Lewis dedicates life to medicine

Henry Lewis III was destined to study pharmacology, said his younger sister, Rosalyn Bryant. She said Lewis was nearly 11 years old when he asked for a chemistry set.

“Henry used to say he wanted to make medicine,” Bryant said. “Even then, he knew exactly what he wanted to do in life.”

Lewis said his road to pharmacy started with a woman.

“I actually went into this field because I was dating a girl who worked at Economy Drugs,” said the Tallahassee native. “I would visit her at work so much that the owner offered me a job.”

The storeowner introduced Lewis to Charles Walker, the pharmacy dean at the time.

“I found my life’s work,” said Lewis, who now serves as the dean of pharmacy.

His family, friends and associates always knew he was dedicated.

Daniel Grisham, an internist in South Carolina, was one of Lewis’ pharmacy classmate.

“Tootsie was always a serious student, but he never looked for notoriety,” Grisham said.

Grisham has called Lewis by his nickname, “Tootsie” since he met him, although Grisham said he’s not sure of its origin.

Lewis’ sister said he takes his work very seriously.

“Henry is very committed,” Bryant said. “He wants to take the pharmacy program to the highest level and make it the best in the country.”

He is doing just that. FAMU’s doctoral pharmacy program is currently ranked number one in the Southeast and number six nationwide.

In the past few months, he has secured over $20 million in funding for the program.

One of the more tangible rewards of his effort is the new building that the pharmacy program recently moved into. He admitted the faculty was initially skeptical about the project.
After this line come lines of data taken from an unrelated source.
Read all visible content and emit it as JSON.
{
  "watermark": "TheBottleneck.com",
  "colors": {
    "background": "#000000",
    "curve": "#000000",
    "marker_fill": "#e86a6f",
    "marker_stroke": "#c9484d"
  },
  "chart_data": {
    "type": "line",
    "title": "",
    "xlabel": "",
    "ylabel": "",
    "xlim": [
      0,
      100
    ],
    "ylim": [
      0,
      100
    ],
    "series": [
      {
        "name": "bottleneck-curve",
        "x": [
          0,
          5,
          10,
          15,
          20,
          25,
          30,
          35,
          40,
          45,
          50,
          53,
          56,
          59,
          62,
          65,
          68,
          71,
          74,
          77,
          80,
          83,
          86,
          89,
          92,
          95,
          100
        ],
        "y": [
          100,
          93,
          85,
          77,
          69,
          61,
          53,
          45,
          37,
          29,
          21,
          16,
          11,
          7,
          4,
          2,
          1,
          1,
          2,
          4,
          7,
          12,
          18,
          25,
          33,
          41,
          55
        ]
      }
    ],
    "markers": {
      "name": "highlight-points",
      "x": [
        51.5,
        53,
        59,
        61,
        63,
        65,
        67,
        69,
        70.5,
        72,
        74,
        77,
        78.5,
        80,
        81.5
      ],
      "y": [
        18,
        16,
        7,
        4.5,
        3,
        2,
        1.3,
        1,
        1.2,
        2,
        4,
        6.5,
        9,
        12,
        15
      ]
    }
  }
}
“They doubted we could build a new $30 million facility,” Lewis said. But, because of the [staff], there was success.”

Lewis said the University has been instrumental in his development.
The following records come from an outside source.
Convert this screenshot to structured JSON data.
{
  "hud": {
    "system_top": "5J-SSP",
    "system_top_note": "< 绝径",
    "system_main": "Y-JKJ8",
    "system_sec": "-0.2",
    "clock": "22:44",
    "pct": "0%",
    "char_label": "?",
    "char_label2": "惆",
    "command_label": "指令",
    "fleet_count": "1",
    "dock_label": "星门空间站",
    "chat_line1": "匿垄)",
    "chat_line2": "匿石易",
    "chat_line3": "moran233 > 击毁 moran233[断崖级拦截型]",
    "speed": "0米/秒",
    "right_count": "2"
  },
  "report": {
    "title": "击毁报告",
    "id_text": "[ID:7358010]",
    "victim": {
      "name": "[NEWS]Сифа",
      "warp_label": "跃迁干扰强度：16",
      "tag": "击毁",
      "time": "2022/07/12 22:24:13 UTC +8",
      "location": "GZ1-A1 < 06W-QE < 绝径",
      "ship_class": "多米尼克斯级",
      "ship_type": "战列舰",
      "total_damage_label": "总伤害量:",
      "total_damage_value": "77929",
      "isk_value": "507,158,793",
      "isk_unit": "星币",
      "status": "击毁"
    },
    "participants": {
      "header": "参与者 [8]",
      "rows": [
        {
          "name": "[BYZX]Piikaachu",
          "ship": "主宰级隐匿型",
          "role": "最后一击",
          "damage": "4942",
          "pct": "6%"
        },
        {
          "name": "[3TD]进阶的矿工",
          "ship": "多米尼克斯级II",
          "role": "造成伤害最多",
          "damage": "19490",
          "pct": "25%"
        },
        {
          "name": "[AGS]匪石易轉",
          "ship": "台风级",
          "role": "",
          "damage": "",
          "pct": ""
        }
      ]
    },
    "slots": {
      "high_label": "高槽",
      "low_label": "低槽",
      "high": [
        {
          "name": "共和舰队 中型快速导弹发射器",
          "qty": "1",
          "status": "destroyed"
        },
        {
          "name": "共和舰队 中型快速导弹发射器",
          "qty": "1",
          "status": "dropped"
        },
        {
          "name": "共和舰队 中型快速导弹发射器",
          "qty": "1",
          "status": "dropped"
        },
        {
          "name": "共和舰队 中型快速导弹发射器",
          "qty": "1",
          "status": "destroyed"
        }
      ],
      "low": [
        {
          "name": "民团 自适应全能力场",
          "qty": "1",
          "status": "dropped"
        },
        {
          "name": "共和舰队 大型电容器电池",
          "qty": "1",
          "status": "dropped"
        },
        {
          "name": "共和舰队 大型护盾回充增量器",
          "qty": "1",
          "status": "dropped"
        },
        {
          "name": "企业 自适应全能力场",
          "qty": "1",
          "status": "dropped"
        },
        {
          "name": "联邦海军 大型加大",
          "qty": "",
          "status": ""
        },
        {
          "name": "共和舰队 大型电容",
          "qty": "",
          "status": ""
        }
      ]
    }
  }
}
“FAMU has always been in my blood and in my heart,” he said. “It gave me the training and skills I needed to succeed. I wanted to do that for my alma mater, too.”

In the spring of 2002, Lewis was named interim president of FAMU. He won the respect of many students by accomplishing what the student body deemed impossible – delivering net checks on time.

“Being interim president was a tremendous experience,” Lewis said. “It gave me a glimpse of FAMU through a new set of eyes.”